CoreWeave reported second‑quarter revenue of $1.2 billion, up 207% year over year, marking its first billion‑dollar quarter. The company delivered $200 million in adjusted operating income (16% margin) and $753 million in adjusted EBITDA (62% margin). Management underscored two themes: intensifying demand for training and inference on its purpose‑built AI cloud, and a persistent industry supply‑demand imbalance centered on power‑ready data center shells.

CEO Michael Intrator framed the quarter as a scale milestone: “This marks the first quarter in which we reached both $1 billion in revenue and $200 million of adjusted operating income.” CoreWeave ended Q2 with ~470 MW of active power and increased total contracted power by ~600 MW to 2.2 GW, guiding to >900 MW active by year‑end. Revenue backlog rose to $30.1 billion, up $4 billion sequentially and nearly doubled year‑to‑date, including a previously announced $4 billion expansion with OpenAI.

CFO Nitin Agrawal highlighted balance‑sheet progress, including $6.4 billion raised across two high‑yield offerings and a delayed‑draw term loan (DDTL). A new $2.6 billion DDTL priced at SOFR + 400 bps—a “900 basis point decrease” versus the non‑investment‑grade portion of the prior facility—completes financing for the $11.9 billion OpenAI contract.

Guidance reflects continued growth with near‑term margin friction from capacity coming online before revenue: Q3 revenue $1.26–$1.30 billion and adjusted operating income $160–$190 million; full‑year revenue raised to $5.15–$5.35 billion, while full‑year adjusted operating income remains $800–$830 million.


Growth Opportunities

Inference at scale.

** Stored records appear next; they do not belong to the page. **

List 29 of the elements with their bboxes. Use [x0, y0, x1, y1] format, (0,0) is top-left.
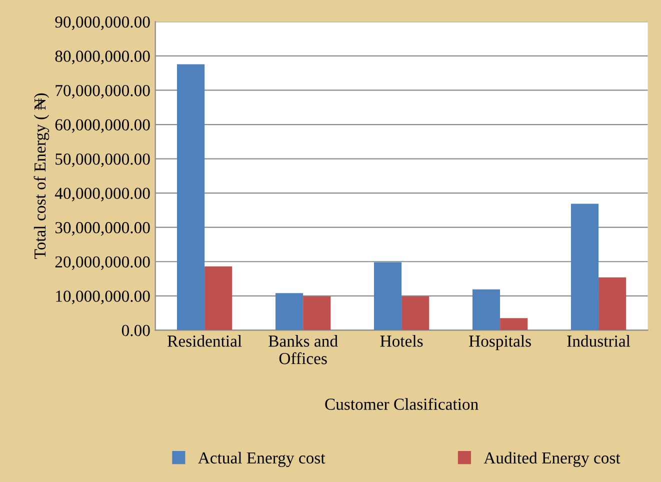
legend-label: Audited Energy cost	[484, 452, 620, 467]
x-tick-label: Industrial	[567, 335, 630, 347]
bar	[275, 293, 304, 330]
y-axis-title: Total cost of Energy ( ₦)	[34, 93, 50, 259]
y-tick-label: 80,000,000.00	[55, 50, 150, 64]
bar	[402, 296, 430, 330]
bar	[570, 204, 599, 330]
y-tick-label: 0.00	[122, 324, 150, 336]
y-tick-label: 50,000,000.00	[56, 153, 150, 168]
y-tick-label: 40,000,000.00	[54, 188, 150, 202]
bar	[303, 296, 331, 330]
y-tick-label: 90,000,000.00	[55, 16, 150, 30]
bar	[500, 318, 528, 330]
bar	[177, 64, 205, 330]
bar	[374, 262, 402, 330]
y-tick-label: 70,000,000.00	[56, 84, 150, 99]
x-tick-label: Banks and Offices	[268, 335, 338, 364]
y-tick-label: 10,000,000.00	[56, 290, 150, 304]
y-tick-label: 30,000,000.00	[55, 222, 150, 236]
bar	[598, 277, 626, 330]
y-tick-label: 20,000,000.00	[55, 256, 150, 270]
x-tick-label: Hospitals	[469, 335, 531, 350]
legend-label: Actual Energy cost	[198, 452, 326, 467]
bar	[472, 289, 500, 330]
x-tick-label: Residential	[168, 335, 242, 347]
x-tick-label: Hotels	[380, 335, 423, 347]
y-tick-label: 60,000,000.00	[55, 119, 150, 133]
x-axis-title: Customer Clasification	[325, 398, 478, 410]
bar	[204, 266, 232, 330]
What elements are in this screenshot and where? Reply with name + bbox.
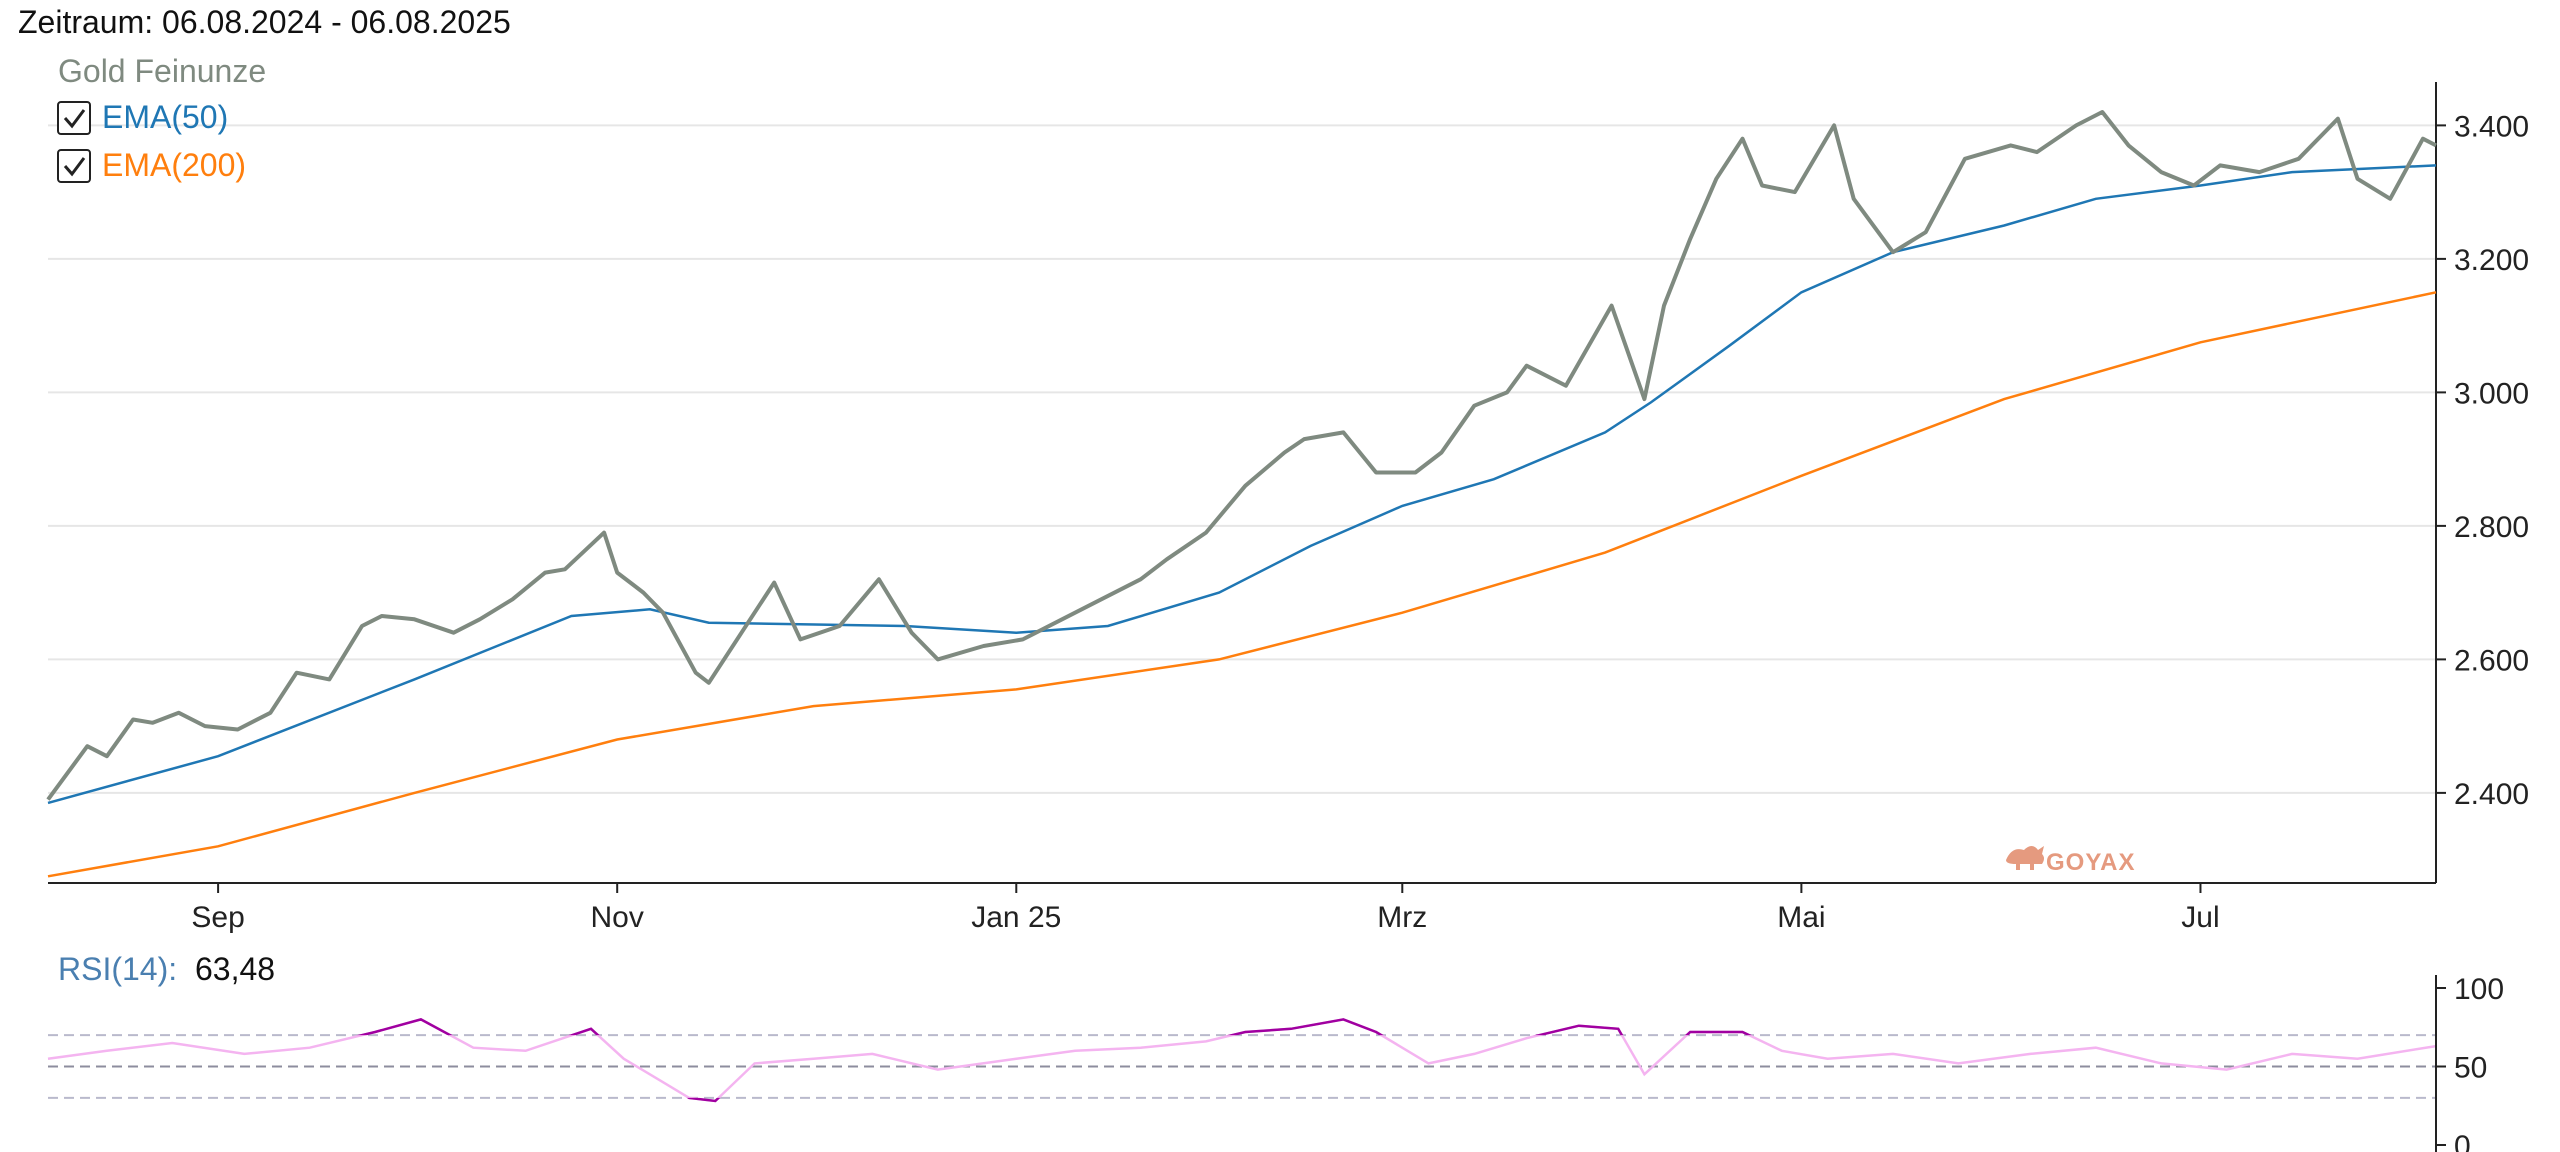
- price-tick-label: 2.400: [2454, 778, 2529, 811]
- main-axes: [48, 82, 2437, 884]
- price-tick-label: 2.800: [2454, 511, 2529, 544]
- rsi-reference-lines: [48, 1034, 2436, 1099]
- rsi-overbought-segment: [356, 1018, 1752, 1036]
- checkmark-icon: [63, 157, 86, 177]
- time-tick-label: Jul: [2181, 901, 2219, 934]
- bull-logo-icon: [2006, 846, 2044, 870]
- price-tick-label: 2.600: [2454, 644, 2529, 677]
- legend-ema50[interactable]: EMA(50): [57, 99, 228, 135]
- price-axis-ticks: 2.400 2.600 2.800 3.000 3.200 3.400: [2436, 110, 2529, 811]
- gold-price-line: [46, 110, 2437, 801]
- checkmark-icon: [63, 109, 86, 129]
- ema200-line: [47, 291, 2437, 878]
- period-label: Zeitraum: 06.08.2024 - 06.08.2025: [18, 4, 511, 40]
- time-tick-label: Mai: [1777, 901, 1825, 934]
- time-tick-label: Nov: [591, 901, 644, 934]
- time-tick-label: Sep: [191, 901, 244, 934]
- series-layer: [46, 110, 2437, 878]
- rsi-value: 63,48: [195, 951, 275, 987]
- watermark-text: GOYAX: [2046, 849, 2135, 876]
- rsi-tick-label: 50: [2454, 1052, 2487, 1085]
- time-tick-label: Mrz: [1377, 901, 1427, 934]
- rsi-axis-ticks: 0 50 100: [2436, 973, 2504, 1152]
- rsi-series: [47, 1018, 2437, 1103]
- ema50-label: EMA(50): [102, 99, 228, 135]
- price-tick-label: 3.000: [2454, 377, 2529, 410]
- legend-ema200[interactable]: EMA(200): [57, 147, 246, 183]
- goyax-watermark: GOYAX: [2006, 846, 2135, 876]
- ema50-checkbox[interactable]: [57, 101, 91, 135]
- price-tick-label: 3.400: [2454, 110, 2529, 143]
- ema50-line: [47, 164, 2437, 805]
- rsi-tick-label: 100: [2454, 973, 2504, 1006]
- ema200-label: EMA(200): [102, 147, 246, 183]
- time-tick-label: Jan 25: [971, 901, 1061, 934]
- rsi-label: RSI(14):: [58, 951, 177, 987]
- price-tick-label: 3.200: [2454, 244, 2529, 277]
- legend-main-series: Gold Feinunze: [58, 53, 266, 89]
- ema200-checkbox[interactable]: [57, 149, 91, 183]
- main-gridlines: [48, 124, 2436, 794]
- time-axis-ticks: Sep Nov Jan 25 Mrz Mai Jul: [191, 883, 2220, 934]
- rsi-tick-label: 0: [2454, 1130, 2471, 1152]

CoreWeave continues to design clusters to be fungible across training and inference. Intrator emphasized the shift: “Inference is the monetization of artificial intelligence.” Management is seeing a “massive increase” in inference workloads, including chain‑of‑reasoning use cases that consume steady power and favor CoreWeave’s fleet reliability and scheduling.